Tamika Farley-Lehmer (she/her) began working in the fire space as a forest firefighter in 2019, before moving into fire ecology. In her ecologist role, she focussed on implementing science-based burning regimes in the Otways region with the Conservation Ecology Centre. She collaborated on various projects studying the relationships between fire, plants and animals, including animal movement, predator and prey interactions, habitat utilisation, and post-fire plant responses. This experience ignited her passion for applied landscape ecology, particularly in the context of active fire management and ecological responses to fire disturbance. Starting in 2023, she continues to explore this ongoing research as part of her PhD. Her research employs fieldwork and modelling techniques to understand how fire management decisions influence the ecological structure and function of natural systems.

Irregular autumn burns and bushfires promote woody-shrub encroachment, a phenomenon observed globally.

Some present-day Victorian shrublands were once graminoid-dominated and managed through Indigenous burning practices prior to European colonization. This suggests that changing fire regimes may shift ecosystems between vegetation states.
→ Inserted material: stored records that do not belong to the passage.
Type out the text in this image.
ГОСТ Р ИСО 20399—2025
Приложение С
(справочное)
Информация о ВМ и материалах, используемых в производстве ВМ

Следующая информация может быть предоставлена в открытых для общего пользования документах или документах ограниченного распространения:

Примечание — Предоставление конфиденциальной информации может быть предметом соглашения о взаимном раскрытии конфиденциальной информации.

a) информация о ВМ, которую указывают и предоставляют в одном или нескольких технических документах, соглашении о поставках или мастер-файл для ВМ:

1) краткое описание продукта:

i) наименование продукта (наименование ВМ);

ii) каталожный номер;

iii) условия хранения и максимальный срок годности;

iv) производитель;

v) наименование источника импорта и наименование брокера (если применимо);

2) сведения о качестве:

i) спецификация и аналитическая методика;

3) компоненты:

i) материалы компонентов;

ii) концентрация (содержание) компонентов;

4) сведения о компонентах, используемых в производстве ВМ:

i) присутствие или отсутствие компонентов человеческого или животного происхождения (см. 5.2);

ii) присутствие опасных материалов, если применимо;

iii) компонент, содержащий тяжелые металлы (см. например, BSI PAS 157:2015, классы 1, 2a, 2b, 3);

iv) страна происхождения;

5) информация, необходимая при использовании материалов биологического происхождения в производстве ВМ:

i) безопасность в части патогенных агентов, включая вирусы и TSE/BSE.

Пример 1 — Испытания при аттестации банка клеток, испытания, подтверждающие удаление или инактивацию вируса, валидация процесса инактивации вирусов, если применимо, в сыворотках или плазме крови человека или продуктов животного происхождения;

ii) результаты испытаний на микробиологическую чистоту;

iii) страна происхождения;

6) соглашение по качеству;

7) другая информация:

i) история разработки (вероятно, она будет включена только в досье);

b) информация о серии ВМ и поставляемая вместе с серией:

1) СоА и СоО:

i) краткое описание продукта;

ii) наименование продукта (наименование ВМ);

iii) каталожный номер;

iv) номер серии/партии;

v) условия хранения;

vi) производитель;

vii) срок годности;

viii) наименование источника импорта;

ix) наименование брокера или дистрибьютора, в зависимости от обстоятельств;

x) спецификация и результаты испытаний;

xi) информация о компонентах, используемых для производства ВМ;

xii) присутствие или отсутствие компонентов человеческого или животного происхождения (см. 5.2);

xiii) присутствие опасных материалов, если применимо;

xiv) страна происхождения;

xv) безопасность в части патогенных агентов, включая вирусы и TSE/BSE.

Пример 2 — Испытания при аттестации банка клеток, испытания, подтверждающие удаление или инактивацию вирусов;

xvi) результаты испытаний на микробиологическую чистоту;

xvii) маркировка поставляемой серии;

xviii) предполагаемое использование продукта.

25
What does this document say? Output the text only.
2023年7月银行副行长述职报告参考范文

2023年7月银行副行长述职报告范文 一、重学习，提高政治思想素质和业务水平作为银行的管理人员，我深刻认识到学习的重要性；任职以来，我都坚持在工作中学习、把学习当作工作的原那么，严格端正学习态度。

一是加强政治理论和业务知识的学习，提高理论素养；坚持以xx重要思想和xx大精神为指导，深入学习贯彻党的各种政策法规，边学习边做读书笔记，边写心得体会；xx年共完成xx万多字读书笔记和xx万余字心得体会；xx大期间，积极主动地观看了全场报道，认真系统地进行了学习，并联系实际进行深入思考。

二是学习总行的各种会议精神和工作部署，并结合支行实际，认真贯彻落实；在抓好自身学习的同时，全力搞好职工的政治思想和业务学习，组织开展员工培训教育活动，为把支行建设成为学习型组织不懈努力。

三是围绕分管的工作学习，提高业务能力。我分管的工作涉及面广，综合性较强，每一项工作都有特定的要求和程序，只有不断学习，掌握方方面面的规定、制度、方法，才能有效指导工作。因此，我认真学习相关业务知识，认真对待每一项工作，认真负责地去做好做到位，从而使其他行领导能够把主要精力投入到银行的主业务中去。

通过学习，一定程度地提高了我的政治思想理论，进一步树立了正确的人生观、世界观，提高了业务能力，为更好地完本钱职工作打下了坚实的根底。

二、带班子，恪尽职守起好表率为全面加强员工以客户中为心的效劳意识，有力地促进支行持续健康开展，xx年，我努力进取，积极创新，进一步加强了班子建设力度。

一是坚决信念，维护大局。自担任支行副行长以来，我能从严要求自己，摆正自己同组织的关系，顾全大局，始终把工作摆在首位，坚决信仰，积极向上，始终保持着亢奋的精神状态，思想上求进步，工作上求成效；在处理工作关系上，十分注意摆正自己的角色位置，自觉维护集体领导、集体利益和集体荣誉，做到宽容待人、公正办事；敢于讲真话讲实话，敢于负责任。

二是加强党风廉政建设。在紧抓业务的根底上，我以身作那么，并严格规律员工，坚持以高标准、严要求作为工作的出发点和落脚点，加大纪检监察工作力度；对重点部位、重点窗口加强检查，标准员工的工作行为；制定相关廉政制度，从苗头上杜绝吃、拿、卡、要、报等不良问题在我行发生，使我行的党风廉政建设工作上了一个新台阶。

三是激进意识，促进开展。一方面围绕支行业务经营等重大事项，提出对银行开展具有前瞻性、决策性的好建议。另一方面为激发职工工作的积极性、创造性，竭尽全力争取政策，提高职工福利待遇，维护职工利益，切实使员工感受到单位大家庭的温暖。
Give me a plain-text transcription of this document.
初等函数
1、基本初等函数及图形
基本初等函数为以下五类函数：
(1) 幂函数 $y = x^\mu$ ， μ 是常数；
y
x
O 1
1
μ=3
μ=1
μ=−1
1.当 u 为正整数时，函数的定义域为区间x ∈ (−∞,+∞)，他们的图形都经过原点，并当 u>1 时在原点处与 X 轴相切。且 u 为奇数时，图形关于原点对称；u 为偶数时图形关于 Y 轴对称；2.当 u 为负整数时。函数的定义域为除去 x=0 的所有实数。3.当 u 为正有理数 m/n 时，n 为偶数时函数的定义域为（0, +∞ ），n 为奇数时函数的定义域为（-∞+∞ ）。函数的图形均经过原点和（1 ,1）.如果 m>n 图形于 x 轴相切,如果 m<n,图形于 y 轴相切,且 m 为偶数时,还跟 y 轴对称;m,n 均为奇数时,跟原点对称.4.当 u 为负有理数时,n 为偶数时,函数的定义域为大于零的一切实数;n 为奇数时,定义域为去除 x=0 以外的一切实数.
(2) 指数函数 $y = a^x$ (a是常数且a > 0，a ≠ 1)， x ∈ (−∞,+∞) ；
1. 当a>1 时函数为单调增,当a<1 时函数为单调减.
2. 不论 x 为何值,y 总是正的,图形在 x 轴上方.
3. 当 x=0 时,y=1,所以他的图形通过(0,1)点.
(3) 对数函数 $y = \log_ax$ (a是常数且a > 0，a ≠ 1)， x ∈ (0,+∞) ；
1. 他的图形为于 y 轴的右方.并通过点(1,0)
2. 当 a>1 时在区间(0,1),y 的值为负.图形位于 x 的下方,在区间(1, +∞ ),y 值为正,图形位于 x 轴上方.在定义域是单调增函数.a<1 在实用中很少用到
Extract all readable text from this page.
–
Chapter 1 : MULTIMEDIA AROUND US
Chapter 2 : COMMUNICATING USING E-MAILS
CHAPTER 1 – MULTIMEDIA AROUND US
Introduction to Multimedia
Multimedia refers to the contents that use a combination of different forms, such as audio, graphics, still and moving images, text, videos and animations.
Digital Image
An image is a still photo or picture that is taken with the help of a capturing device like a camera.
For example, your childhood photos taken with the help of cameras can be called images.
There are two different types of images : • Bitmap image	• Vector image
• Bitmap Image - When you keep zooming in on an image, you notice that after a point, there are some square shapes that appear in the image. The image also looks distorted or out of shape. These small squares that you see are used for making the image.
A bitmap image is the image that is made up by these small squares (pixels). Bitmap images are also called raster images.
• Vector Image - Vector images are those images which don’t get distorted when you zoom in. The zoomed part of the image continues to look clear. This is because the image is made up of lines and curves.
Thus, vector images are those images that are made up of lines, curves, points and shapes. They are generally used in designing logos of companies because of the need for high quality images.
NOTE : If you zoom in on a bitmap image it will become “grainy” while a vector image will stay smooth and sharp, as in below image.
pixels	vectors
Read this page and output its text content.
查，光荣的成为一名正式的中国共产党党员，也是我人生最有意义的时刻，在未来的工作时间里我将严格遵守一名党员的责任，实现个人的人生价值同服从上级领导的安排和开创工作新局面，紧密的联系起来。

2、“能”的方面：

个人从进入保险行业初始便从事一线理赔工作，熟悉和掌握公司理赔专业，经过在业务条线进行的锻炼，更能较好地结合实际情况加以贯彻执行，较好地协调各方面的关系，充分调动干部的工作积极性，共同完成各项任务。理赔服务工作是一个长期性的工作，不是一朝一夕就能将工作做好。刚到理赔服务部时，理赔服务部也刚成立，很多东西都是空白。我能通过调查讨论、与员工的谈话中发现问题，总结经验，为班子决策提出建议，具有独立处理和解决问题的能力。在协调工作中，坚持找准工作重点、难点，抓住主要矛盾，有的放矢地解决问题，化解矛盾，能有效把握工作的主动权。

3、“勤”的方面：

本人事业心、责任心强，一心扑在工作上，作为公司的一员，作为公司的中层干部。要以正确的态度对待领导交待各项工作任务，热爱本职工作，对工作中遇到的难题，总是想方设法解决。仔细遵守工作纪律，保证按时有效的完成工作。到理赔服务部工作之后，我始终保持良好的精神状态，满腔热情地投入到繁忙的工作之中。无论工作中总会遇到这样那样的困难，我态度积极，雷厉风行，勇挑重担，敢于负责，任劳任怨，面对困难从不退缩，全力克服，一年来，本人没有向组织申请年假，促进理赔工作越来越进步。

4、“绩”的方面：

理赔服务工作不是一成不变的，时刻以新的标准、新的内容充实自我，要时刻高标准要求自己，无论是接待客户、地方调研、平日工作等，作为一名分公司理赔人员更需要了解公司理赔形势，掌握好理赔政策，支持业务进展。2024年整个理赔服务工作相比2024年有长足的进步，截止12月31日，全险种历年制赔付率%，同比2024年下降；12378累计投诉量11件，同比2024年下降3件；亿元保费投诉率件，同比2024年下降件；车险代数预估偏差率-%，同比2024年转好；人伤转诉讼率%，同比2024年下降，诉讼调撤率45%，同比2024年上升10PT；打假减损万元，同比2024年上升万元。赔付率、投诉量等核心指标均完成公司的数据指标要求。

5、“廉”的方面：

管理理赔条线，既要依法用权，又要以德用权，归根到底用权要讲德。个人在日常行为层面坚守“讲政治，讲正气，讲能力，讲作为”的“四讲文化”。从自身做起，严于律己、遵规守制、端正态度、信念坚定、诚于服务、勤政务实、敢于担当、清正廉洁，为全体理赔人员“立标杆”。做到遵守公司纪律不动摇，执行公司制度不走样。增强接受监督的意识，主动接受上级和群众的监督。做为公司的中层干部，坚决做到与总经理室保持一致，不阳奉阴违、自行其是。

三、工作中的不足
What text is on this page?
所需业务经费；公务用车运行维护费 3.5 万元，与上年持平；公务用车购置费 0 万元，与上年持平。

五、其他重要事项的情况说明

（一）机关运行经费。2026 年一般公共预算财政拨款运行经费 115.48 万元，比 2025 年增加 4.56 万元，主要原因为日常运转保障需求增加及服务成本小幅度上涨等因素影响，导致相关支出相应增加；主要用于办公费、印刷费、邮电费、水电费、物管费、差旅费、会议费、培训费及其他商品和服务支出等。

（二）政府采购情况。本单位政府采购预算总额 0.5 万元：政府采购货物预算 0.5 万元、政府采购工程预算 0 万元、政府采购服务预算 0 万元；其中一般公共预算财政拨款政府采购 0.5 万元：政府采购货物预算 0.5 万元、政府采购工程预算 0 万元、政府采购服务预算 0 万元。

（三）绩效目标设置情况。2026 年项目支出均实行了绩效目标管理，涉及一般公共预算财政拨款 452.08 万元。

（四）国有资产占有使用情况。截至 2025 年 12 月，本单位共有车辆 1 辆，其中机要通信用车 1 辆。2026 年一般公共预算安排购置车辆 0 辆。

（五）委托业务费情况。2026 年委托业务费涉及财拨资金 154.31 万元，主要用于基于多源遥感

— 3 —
Recognising these transitions is crucial, as they may impact habitat structure, resource availability, and predation risk for ground-dwelling mammals.

Previous studies have examined how mammals respond to habitat structure and fire after a single fire event. However, little research has explored the long-term changes in vegetation communities due to altered fire regimes and their consequent impacts on mammal communities.

To address this gap, we aim to link ground-dwelling mammal species occupancy and activity to habitat structure, and habitat structure to shrub encroachment in a wet heathland system.

Our goal is to understand how these different vegetation states, resulting from varying fire regimes, influence mammal communities. For instance, the wet heathlands east of Cape Conran, Victoria, were burnt by the 2020 bushfires. Despite the same time-since-fire, these landscapes vary between shrubdominated and graminoid-dominated areas. We anticipate that these vegetation states will drastically alter habitat structure and function, thereby influencing the mammal community.

Currently, the biodiversity cost of transitioning from graminoid-dominated to shrub-dominated systems is understudied. Therefore, understanding the desired distribution of possible vegetation states across a landscape to enhance faunal diversity is vital for developing conservation-minded burning regimes.